Et c’est sûrement cela que nous recherchons dans l’amitié, l’amour, le couple, la famille, les enfants. Mais aussi dans le travail et même la sécurité pour nous et les autres que permet l’argent. Et pour ceux et celles qui placent l’enjeu environnemental au-dessus du reste, c’est également cette préoccupation primordiale qui en fait des êtres vivants et des êtres reliés à une immensité qui les dépasse et les relie tous.

Qu’est-ce qui compte le plus pour vous ?
L’amitié, l’amour, le couple, la famille, les enfants, le travail, l’argent, la planète, l’art, la beauté, la santé, l’altruisme, la solidarité et pourquoi pas … la politique ! (J’ai allongé la liste)
En cette période de vœux, c’est le moment de se poser la question pour nous et pour résoudre ce casse-tête annuel de savoir ce que l’on souhaite à notre prochain !
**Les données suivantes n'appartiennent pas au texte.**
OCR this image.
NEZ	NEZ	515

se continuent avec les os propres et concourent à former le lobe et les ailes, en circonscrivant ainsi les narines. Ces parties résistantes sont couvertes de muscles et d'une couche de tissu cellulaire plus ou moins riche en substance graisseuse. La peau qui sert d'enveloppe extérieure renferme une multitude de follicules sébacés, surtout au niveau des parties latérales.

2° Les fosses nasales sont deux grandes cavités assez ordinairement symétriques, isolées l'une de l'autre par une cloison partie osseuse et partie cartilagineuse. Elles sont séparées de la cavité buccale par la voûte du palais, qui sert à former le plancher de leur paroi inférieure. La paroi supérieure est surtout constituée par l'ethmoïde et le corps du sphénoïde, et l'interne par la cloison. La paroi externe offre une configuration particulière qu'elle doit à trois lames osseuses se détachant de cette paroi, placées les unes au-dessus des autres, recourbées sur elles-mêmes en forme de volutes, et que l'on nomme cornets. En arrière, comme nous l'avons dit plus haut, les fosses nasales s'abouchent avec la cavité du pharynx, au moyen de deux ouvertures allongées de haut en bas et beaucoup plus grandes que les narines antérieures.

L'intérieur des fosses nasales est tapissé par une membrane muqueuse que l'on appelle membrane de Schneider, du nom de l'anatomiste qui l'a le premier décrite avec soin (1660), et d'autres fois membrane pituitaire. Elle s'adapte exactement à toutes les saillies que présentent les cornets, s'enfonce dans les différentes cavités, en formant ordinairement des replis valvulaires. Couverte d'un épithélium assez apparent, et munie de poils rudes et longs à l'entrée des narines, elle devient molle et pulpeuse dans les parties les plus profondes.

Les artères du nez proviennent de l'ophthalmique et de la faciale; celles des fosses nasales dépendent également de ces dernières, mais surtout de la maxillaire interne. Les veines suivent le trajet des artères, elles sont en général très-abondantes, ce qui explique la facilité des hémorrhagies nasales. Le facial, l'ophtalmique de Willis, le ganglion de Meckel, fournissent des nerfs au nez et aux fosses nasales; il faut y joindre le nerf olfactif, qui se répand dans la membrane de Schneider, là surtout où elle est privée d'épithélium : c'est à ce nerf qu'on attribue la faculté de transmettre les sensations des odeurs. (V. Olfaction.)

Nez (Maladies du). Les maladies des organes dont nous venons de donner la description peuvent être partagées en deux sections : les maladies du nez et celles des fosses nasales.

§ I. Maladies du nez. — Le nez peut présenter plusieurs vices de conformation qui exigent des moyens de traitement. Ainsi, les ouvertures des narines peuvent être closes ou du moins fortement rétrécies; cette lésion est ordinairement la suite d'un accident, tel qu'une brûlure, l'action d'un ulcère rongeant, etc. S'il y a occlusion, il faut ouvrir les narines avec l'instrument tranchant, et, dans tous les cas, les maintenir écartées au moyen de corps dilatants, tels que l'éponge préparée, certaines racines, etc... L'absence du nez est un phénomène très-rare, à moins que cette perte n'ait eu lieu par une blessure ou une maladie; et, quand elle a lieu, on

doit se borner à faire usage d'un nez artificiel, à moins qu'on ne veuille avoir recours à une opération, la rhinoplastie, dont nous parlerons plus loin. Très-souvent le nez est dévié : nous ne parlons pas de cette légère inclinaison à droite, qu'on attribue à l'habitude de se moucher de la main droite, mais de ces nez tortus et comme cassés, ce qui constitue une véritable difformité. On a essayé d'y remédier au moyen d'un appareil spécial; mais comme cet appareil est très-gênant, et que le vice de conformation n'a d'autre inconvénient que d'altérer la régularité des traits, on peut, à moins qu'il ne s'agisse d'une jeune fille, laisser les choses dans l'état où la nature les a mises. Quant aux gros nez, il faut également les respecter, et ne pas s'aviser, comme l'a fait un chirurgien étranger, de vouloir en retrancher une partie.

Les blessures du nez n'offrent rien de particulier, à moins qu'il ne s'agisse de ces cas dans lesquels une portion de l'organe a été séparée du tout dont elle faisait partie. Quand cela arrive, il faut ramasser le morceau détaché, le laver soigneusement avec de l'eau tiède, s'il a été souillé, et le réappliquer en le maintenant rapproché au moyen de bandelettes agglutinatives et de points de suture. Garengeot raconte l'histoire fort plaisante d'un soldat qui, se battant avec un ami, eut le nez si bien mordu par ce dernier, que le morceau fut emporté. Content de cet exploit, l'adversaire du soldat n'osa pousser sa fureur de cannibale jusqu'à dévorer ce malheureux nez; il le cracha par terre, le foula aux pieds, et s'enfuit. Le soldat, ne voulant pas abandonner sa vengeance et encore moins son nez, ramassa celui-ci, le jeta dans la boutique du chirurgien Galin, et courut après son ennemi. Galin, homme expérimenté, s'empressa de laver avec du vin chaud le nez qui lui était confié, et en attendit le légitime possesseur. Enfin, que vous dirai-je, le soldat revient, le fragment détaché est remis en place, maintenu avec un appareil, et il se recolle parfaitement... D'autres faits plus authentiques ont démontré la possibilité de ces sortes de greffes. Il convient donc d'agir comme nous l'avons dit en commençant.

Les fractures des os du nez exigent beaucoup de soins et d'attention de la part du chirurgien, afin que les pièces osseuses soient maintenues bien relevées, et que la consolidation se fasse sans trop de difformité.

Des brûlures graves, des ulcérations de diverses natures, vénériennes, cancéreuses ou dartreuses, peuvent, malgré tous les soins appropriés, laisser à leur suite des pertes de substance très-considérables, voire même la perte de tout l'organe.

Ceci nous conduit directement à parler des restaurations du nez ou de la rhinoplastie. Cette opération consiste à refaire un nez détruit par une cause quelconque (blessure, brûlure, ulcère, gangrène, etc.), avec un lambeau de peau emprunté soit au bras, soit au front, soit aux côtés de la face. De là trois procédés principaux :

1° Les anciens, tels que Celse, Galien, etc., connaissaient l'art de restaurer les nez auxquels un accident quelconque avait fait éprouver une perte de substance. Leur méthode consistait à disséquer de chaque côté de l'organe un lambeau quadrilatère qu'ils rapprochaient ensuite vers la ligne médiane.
Je vous souhaite à tous et toutes, beaucoup d’amitié, d’amour, une belle famille, des enfants, un travail, de l’argent, beaucoup de beauté autour de vous, une générosité qui vous porte vers autrui, la santé bien sûr …
Mais tout cela ne doit pas nous enfermer dans une idée toute faite du bonheur ou de notre vocation.
Puisque l’enjeu c’est de nous vider de nous-mêmes pour nous remplir de Dieu et des autres, nous devons aussi nous vider de nos aspirations, qui pourraient n’être que des objectifs contre lesquels nous venons buter, ou des cocons qui nous tiennent à l’abri du Dieu vivant.
Je ne dis pas qu’il faut quitter sa famille, ses amis, son travail, ni changer de valeurs !
Mais qu’il faut les replacer à leur juste place.
Tout ce que j’ai cité, et vous y rajouterez ce que vous voulez, sont des très bons moyens d’être heureux si cela ne nous fait pas perdre de vue que ce qui nous rend humain, c’est ce Dieu qui s’est comme déshabillé de tout pour se revêtir de notre peau qui devient alors un bien infini et éternel mis en commun.

Amen






[1] Matthieu 22,32

[2] Maurice Zundel, Je parlerai à ton cœur, p. 143.

[3] Maurice Zundel, Recherche du Dieu inconnu, p. 30.